BAML addresses many of these issues, making it significantly easier to write your LLM logic in a more intuitive and efficient manner. The integration with VS Code is particularly impressive. One of the standout features is its support for both Python and TypeScript. As stated in their documentation, "BAML works the same in EVERY language we support. No more 'it works in Python but not in TypeScript.' The type safety is exceptionally well implemented."

But enough talk about BAML. Let me show you how to use it. Since Python is the unofficial official language for AI, let's see how to use BAML with Python.

To get started quickly, I don't think I can add anything substantial beside what is mentioned in the BAML Python setup guide.
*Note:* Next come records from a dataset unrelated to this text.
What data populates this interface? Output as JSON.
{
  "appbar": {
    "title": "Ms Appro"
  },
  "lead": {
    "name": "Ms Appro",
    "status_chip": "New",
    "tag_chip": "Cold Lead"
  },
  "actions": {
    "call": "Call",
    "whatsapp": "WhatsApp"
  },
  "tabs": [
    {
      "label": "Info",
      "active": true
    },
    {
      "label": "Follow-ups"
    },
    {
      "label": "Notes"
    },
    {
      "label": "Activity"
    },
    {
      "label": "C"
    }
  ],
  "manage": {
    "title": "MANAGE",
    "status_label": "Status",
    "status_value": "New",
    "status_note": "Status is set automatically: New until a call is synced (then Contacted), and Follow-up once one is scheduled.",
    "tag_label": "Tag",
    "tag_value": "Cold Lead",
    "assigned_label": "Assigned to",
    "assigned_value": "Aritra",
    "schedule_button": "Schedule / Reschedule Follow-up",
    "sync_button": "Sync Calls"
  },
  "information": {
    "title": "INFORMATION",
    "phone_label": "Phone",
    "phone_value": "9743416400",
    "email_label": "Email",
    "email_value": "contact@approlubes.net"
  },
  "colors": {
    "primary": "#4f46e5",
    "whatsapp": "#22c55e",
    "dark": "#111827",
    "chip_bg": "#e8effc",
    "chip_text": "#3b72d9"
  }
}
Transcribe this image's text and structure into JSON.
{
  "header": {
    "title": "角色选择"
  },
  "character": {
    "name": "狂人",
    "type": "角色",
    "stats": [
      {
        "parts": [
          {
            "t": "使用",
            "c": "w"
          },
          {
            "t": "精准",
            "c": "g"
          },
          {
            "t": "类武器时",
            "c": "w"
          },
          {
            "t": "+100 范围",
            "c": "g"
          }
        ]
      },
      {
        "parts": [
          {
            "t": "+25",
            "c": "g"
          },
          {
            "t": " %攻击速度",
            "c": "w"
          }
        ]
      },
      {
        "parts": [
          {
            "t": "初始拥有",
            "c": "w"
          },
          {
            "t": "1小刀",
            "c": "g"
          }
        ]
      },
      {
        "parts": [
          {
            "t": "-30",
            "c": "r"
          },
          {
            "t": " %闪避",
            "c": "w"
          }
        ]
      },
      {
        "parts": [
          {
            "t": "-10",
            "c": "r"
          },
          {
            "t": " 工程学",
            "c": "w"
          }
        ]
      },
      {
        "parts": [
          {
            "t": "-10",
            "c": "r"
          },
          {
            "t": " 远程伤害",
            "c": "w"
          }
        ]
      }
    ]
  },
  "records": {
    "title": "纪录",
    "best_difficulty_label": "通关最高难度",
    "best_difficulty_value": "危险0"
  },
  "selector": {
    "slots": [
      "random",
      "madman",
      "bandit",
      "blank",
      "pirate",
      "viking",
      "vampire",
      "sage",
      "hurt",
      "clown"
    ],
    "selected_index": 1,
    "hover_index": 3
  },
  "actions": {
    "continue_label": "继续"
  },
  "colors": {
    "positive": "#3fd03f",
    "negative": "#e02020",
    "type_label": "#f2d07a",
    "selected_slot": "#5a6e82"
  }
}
Once you follow the setup guide, you will get a folder named 'baml_src'. This is where we will be writing our BAML code. And on each save, BAML will automatically validate your code and generate baml_client in either Python or TypeScript.

clients.baml

client<llm> MyClient {
  provider openai
  options {
    base_url "https://litellm.com"
    api_key env.MY_OPENAI_KEY
    model "gpt-3.5-turbo"
    temperature 0.1
  }
}

client<llm> MyClient2 {
  provider ollama
  options {
    base_url "https://ollama.com"
    api_key env.MY_OLLAMA_KEY
    model "llama3:8b"
    temperature 0.1
  }
}

This is your llm client which will be used to generate the data. I have been using baml with litellm and it works seamlessly.

Now, let's define the schema for the data we want to extract. List of suggestions from a given context

class Suggestion {
  title string
}

function GetSuggestions(context: string) -> Suggestion[] {
  client MyClient
  prompt #"
    {{ _.role("system") }}

    Given the context below, generate three engaging question suggestions related to context
    {{ context }}

    {{ ctx.output_format }}
  "#
}

test get_suggestions {
  functions [GetSuggestions]
  args {
    context #"Some random context."#
  }
}

You can see that we have defined a class Suggestion and a function GetSuggestions. The function GetSuggestions takes a string context as input and returns a list of Suggestion objects.

It makes so much sense to create even more complex schemas and getting much better results even with models such as gpt-3.5.

ps: BAML really stands for Basically A Made-up Language.